I asked him what happened on his adventure.
‘I was withdrawn, more withdrawn than the other kids. We all got a
signed poster. Because I was so shy, they put me in a separate room, to one
side, and so I got to meet him alone. He’d heard I was shy and it was his idea.
He spent thirty minutes with me.
‘He gave me this mask. This one. Look.
‘He said: ‘This is an invisible mask, you see?
‘He took it off his own face and looked around like he was scared and
uncomfortable all of a sudden. He passed me his invisible mask. ‘Put it on,’ he
told me. ‘It’s magic.’
‘And so I did.
‘Then he told me, ‘I always feel afraid, just the same as you. But I
wear this mask every single day. And it doesn’t take the fear away, but it
makes it feel a bit better. I feel brave enough then to face the whole world
and all the people.

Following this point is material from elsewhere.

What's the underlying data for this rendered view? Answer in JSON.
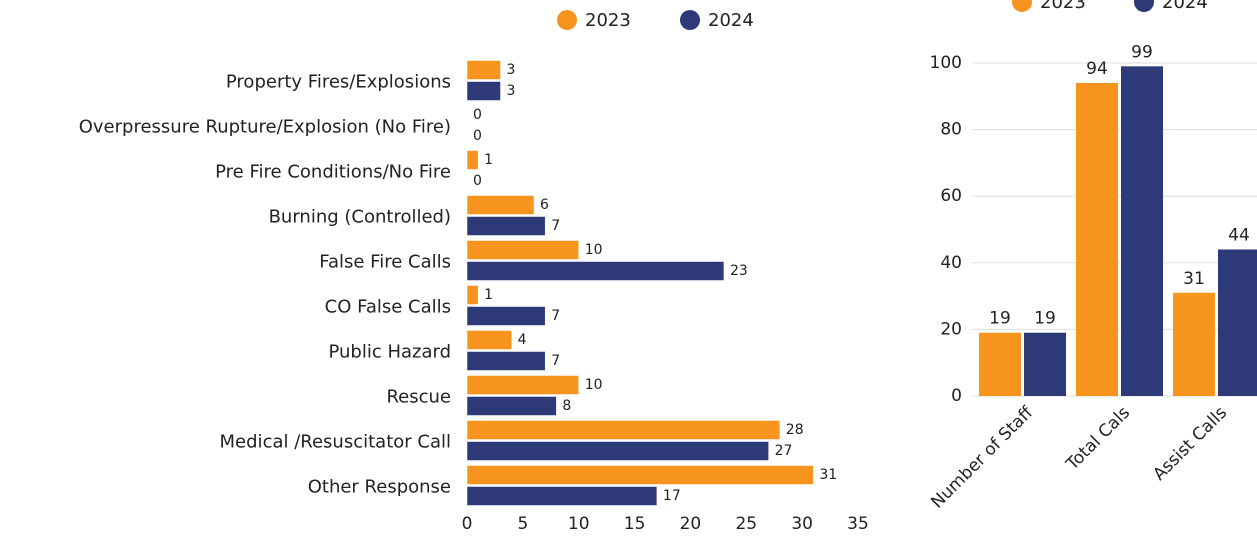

And now you will, too.
‘I sat there in his magic mask, looking through the eyes at David Bowie
and it was true, I did feel better.
‘Then I watched as he made another magic mask. He spun it out of thin
air, out of nothing at all. He finished it and smiled and then he put it on.
And he looked so relieved and pleased. He smiled at me.
‘’Now we’ve both got invisible masks. We can both see through them
perfectly well and no one would know we’re even wearing them,’ he said.
‘So, I felt incredibly comfortable. It was the first time I felt safe
in my whole life.
‘It was magic. He was a wizard. He was a goblin king, grinning at me.
‘I still keep the mask, of course. This is it, now. Look.’
I kept asking my friend questions, amazed by his story. I loved it and
wanted all the details. How many other kids? Did they have puppets from the
film there, as well? What was David Bowie wearing? I imagined him in his lilac
suit from Live Aid. Or maybe he was dressed as the Goblin King in lacy ruffles
and cobwebs and glitter.
What was the last thing he said to you, when you had to say goodbye?
‘David Bowie said, ‘I’m always afraid as well. But this is how you can
feel brave in the world.’ And then it was over. I’ve never forgotten it. And
years later I cried when I heard he had passed.’
My friend was surprised I was delighted by this tale.
‘The normal reaction is: that’s just a stupid story. Fancy believing in
an invisible mask.’
But I do. I really believe in it.
And it’s the best story I’ve heard all year.